We purchased ours, and here is an Amazon affiliate link to what we purchased.
SPARKLE Intel Arc A310 Eco 4GB Hardware Overview
If this was not obvious from the name, the GPU onboard is an Intel Arc A310 based on the Alchemist generation with 6 Xe Cores, 96 XMX Engines, and 4GB of GDDR6.

The card is not fanless, and for many applications, that is exactly what folks want. Most modern 1U and 2U servers can cool a 50W low-profile card without issue. On the other hand, some small-form-factor PCs have limited airflow.

Here is the back of the card. You can see the bracket mounting points that can be used to swap out the full-height and low-profile brackets.

Here is the cooler and airflow from the edge of the card.

Many cards have large vents at the rear and carefully duct airflow. This is not that kind of design. Instead, on the rear I/O panel, we get an HDMI port and two mini DisplayPort outputs.

From a PCIe standpoint, this is a PCIe Gen4 x8 card, albeit in an x16 connector.

Plugging the GPU in, we immediately fired up GPU-Z. We can see that we have an Intel Arc A310 LP GPU.

We installed this into the Minisforum MS-02 Ultra as an alternative to the higher-power dual slot GPUs so that we could still use the second expansion slot for an additional card.
When we fired up a quick Geekbench, the results showed a difference, but it was far from a game changer under Vulkan.

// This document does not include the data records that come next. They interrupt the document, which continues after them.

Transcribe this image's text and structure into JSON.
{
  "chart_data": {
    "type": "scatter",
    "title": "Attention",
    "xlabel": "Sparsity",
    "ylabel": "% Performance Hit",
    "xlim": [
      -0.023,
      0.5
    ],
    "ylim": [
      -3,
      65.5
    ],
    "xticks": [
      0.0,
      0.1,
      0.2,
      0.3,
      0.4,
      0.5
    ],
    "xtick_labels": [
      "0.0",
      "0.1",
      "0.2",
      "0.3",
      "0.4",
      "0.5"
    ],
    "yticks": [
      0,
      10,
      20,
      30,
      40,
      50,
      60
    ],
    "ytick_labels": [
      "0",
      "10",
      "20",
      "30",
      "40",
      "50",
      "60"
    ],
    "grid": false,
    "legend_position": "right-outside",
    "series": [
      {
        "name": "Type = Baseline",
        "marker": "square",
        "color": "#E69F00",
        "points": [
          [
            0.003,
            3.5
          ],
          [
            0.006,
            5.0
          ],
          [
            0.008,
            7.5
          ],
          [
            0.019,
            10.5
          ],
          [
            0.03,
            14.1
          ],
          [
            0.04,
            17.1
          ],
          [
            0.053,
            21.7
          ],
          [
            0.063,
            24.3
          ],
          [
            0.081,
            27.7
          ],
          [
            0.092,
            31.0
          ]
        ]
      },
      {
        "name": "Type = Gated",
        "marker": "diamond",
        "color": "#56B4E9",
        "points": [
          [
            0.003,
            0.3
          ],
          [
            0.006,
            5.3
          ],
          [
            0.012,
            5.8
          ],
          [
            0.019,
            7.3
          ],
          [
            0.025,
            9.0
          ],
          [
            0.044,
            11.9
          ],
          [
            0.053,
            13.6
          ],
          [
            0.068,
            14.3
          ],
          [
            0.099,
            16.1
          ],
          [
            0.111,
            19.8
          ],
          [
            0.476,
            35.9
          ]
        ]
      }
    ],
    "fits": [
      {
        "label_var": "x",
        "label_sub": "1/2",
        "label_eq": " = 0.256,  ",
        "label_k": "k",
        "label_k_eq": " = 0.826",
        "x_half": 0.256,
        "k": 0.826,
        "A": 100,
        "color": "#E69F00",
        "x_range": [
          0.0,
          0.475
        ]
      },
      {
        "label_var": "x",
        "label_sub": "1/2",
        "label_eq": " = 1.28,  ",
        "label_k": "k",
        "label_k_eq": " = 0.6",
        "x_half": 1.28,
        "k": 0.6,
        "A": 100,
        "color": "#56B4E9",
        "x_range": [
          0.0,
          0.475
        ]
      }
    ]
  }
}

OpenCL showed a similar delta.

Overall, it makes sense that we are not seeing a significant difference. At the same time, we wish it were a bigger delta over modern integrated graphics.
Final Words
We actually buy a fair number of low-power GPUs for the lab, even if they are not the fastest. Sometimes, just having an extra GPU is useful for a system. A great use case for this might just be adding video transcoding capabilities to a system. This supports h264, h265, and AV1 encode/ decode, which can be useful if you are building a server with server-class Xeon or EPYC CPUs, and yet you need video codec offloading. At the same time, while the NVIDIA RTX 5060 low-profile cards put the GPU performance and capabilities (e.g. CUDA support) into a new level in the Minisforum MS-02 Ultra, the Arc A310 LP is going to be too close to integrated graphics for many. It is also an aging architecture.

These cards were never designed to be the fastest on the market. Instead, these are designed to offer capabilities like extra display outputs, video encode/ decode offload, and moderate GPU performance into a compact, low-power design. While they may not be as exciting as high-end GPUs, sometimes, these GPUs are just what you need.